RightScale provides the following:
  • Replicated database solution
  • Autoscaling
  • Load balancing front ends
  • Monitoring and alerting
  • Multi-server clusters
  • Log file consolidation
  • Automated system administration
  • Dynamic server configuration
Development Requirements

We decided that we wanted to create an environment that supports the full lifecycle of the development activity, which is predominantly SCRUMM based, to that end we wanted a production pipeline that moves releases from Development to Test to Live in an organised fashion. Bejant's sprint cycles operate on a approximately two week time line, during which a number of major and minor feature enhancements are introduced, alongside the usual maintenance and bugfixing activities that are normal for any development team. The Reason for the seperate Test enviroment is to isolate the QA folk from the day to day change that occures on a development system, and allow them to operate thier own database with known test accounts and data.

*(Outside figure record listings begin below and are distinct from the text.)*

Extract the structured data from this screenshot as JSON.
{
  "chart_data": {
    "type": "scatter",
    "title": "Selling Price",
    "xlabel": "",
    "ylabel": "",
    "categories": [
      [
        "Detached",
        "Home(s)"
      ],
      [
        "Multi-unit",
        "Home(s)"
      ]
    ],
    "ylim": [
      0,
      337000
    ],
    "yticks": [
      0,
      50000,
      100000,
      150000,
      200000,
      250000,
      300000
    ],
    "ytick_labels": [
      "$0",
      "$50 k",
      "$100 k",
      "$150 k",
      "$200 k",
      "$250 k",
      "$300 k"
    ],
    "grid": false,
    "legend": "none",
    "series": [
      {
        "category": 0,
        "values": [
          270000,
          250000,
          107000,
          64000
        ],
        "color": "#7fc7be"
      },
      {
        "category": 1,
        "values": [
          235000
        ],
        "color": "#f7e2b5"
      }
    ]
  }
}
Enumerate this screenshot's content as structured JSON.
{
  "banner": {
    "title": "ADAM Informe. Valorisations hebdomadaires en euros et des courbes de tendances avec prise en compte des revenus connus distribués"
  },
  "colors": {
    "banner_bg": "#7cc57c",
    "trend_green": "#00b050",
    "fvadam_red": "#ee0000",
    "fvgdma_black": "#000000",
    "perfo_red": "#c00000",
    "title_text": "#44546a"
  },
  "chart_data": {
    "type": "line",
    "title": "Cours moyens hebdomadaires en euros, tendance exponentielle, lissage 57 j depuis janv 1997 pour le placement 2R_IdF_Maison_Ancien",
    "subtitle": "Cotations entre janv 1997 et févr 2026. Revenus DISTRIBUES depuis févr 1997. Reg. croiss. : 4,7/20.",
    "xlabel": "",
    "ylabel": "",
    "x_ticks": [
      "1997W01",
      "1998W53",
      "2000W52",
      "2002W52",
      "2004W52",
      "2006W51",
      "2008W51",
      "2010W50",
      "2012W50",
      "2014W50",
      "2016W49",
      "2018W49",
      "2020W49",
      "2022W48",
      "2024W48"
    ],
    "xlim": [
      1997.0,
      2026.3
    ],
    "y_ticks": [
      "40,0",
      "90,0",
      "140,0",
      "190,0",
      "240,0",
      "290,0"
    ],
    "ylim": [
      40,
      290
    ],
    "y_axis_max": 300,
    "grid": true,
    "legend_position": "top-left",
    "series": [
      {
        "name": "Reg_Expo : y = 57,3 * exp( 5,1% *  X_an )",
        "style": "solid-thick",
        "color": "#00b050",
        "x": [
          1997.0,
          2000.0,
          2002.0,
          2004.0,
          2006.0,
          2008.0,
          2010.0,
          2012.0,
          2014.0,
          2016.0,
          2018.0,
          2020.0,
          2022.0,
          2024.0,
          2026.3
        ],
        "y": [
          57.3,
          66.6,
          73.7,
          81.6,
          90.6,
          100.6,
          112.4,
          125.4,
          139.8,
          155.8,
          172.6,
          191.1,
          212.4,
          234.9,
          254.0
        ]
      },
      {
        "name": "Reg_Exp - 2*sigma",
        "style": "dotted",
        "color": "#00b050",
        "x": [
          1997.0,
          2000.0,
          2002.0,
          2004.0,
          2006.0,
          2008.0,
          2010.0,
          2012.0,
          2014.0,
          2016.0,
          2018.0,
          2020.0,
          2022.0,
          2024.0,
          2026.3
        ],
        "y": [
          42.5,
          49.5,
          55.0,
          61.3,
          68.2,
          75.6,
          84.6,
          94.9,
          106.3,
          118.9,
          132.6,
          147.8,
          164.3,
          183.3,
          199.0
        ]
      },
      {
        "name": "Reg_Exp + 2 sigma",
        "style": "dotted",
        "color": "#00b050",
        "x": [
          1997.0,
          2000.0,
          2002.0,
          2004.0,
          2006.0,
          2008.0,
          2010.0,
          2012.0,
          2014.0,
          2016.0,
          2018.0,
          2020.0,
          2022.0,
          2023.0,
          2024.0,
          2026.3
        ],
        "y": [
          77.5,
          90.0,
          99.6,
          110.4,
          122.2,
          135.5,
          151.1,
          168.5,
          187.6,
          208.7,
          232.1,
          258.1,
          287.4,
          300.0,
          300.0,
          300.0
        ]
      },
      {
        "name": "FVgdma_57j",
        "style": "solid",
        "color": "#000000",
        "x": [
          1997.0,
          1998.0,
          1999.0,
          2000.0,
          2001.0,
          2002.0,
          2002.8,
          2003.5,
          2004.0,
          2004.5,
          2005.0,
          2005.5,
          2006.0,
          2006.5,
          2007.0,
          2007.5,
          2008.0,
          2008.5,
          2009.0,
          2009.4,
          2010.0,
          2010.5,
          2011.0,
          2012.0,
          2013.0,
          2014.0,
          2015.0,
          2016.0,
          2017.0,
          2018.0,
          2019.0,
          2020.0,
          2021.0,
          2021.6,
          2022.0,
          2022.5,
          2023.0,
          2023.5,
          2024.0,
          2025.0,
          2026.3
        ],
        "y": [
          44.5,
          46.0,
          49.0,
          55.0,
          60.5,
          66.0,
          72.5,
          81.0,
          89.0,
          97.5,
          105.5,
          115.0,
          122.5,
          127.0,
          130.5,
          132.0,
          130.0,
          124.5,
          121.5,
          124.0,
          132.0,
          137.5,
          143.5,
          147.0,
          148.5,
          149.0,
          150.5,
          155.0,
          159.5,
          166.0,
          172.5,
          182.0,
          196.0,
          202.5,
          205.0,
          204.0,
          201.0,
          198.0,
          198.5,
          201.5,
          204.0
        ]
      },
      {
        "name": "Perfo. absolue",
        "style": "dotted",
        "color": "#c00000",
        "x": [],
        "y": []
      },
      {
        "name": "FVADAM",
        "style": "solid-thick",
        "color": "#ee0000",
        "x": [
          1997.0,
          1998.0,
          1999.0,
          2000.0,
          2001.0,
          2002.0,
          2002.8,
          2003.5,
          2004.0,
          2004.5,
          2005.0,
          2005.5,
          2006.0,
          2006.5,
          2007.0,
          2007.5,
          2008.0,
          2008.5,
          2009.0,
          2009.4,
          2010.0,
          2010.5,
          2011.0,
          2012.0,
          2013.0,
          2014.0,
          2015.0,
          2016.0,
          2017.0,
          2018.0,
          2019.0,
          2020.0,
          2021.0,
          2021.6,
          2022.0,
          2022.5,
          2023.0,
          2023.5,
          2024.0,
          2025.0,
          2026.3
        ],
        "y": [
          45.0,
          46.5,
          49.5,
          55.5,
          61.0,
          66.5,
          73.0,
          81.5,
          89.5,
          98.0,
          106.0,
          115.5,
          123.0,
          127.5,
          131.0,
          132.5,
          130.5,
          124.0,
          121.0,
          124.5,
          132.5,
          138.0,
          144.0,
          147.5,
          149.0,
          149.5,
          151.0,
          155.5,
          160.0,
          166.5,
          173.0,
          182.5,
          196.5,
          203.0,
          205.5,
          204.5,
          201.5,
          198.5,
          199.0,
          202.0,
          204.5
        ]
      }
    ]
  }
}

The challenge here is to make sure that the codebase and database schema are aligned on each stage of the pipeline, with a site such as Bejant that is undergoing rapid development, these elements are often quite different in each stage as new features are added and roled through to production.

To that end we decided that the system would effectively boot each stage from a subversion repository, which would hold branches that reflect the stages in the pipeline.
  • The dev instances always boot from the trunk, and reflect the current state of the codebase.
  • The Test instances boot from trunk, but are set to a particular revision that is deemed to be "in test", the test engineers can chose which revision to boot an instance from.
  • The live system boots from a branch which represents a released product.
These "stages" are the same "enviroments" that are embodied in popular frameworks such as Ruby on Rails, Grails and Symfony.